9. Manage Your Online Reputation

Photo of hand placing stars on shelf
Image via Forbes.

This piece of your marketing strategy should never be overlooked. Reputation management is how you respond to all mentions of your business online. This includes positive reviews, negative reviews, and other highlights, such as blog posts and news articles. If you’re anything like most users online, you turn to reviews before deciding to move forward with a product or service.

Reviews demonstrate the benefits of your business through the words of previous customers. This inspires trust in new customers and helps them get an inside look at your overall customer experience. If you’re not already connecting your reviews from Google, Yelp, or any other location to your website, you’re missing out. When you implement a review widget that pulls reviews right into your homepage, you’re more likely to convert visitors who may be on the fence about moving forward with a purchase. A few encouraging words from a previous customer may be all someone needs to decide to buy.

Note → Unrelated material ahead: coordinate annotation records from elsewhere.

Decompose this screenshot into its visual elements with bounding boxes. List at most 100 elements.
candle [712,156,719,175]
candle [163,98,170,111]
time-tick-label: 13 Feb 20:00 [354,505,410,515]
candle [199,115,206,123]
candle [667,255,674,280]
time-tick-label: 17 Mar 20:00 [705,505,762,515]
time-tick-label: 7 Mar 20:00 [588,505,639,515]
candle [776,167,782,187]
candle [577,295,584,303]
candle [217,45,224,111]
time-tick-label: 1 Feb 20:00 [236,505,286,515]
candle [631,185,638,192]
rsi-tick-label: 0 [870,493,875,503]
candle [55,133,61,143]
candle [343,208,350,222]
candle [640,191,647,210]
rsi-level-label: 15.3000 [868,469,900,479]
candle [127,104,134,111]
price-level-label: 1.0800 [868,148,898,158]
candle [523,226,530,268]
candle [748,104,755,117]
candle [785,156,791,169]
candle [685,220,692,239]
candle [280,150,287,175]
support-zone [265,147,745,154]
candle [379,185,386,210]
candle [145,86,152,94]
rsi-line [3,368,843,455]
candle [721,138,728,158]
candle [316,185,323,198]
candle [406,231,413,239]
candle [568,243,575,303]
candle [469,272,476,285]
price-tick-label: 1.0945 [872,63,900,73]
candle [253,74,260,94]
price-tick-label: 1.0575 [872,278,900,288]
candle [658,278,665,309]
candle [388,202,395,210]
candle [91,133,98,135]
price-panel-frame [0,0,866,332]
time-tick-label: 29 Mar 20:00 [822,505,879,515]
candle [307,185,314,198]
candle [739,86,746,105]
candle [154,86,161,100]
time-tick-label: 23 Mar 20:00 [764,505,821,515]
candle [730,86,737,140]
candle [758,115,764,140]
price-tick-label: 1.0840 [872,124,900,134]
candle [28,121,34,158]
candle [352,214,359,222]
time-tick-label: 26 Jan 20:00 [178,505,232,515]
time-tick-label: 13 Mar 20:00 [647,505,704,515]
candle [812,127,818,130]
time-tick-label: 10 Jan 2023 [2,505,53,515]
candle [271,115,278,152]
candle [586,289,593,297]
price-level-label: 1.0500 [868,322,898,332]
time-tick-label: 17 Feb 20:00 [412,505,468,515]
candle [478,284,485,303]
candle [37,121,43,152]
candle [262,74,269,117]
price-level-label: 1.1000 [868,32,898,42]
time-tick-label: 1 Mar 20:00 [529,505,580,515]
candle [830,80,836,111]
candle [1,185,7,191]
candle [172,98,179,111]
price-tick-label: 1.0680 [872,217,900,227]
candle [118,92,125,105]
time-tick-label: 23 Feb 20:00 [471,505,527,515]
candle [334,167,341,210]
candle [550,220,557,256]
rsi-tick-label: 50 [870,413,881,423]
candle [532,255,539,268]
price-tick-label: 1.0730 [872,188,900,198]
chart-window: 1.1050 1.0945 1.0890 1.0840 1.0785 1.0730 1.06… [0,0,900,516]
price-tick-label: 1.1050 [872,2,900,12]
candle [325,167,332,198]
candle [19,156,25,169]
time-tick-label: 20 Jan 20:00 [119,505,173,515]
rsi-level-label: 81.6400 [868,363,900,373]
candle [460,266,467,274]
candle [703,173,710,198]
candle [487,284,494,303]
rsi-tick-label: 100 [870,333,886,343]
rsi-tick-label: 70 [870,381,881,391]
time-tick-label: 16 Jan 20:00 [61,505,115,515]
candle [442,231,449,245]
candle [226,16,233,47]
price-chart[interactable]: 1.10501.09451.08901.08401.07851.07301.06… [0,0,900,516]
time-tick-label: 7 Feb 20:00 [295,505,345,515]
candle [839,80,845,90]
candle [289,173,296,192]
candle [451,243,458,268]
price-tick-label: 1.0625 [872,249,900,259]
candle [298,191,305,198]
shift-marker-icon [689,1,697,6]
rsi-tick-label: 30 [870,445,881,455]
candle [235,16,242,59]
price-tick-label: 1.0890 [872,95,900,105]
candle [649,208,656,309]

You should be moving quickly to respond to reviews as well. A negative review can quickly turn off a potential customer, but how you respond to a negative review can keep them interested in your brand. Overall, reviews offer free advertising, improve your SEO ranking, and demonstrate how well you engage with your customer base.

That’s Your 2021 Online Marketing Strategy to Get Your Business Found in More Searches

When you look at your online marketing strategy as a whole in 2021, you can improve your rankings and enhance brand recognition. From developing optimized and goal-oriented content to aiming for position zero and considering semantic search tenets, you can create an online marketing strategy that covers all bases and places your business in a position to be found in more searches. Take a look at your current content and identify where you can edit to align with search intent. Be sure your Google My Business listing is a hot spot by keeping it updated, and don’t forget to reply – always promptly – to all your reviews.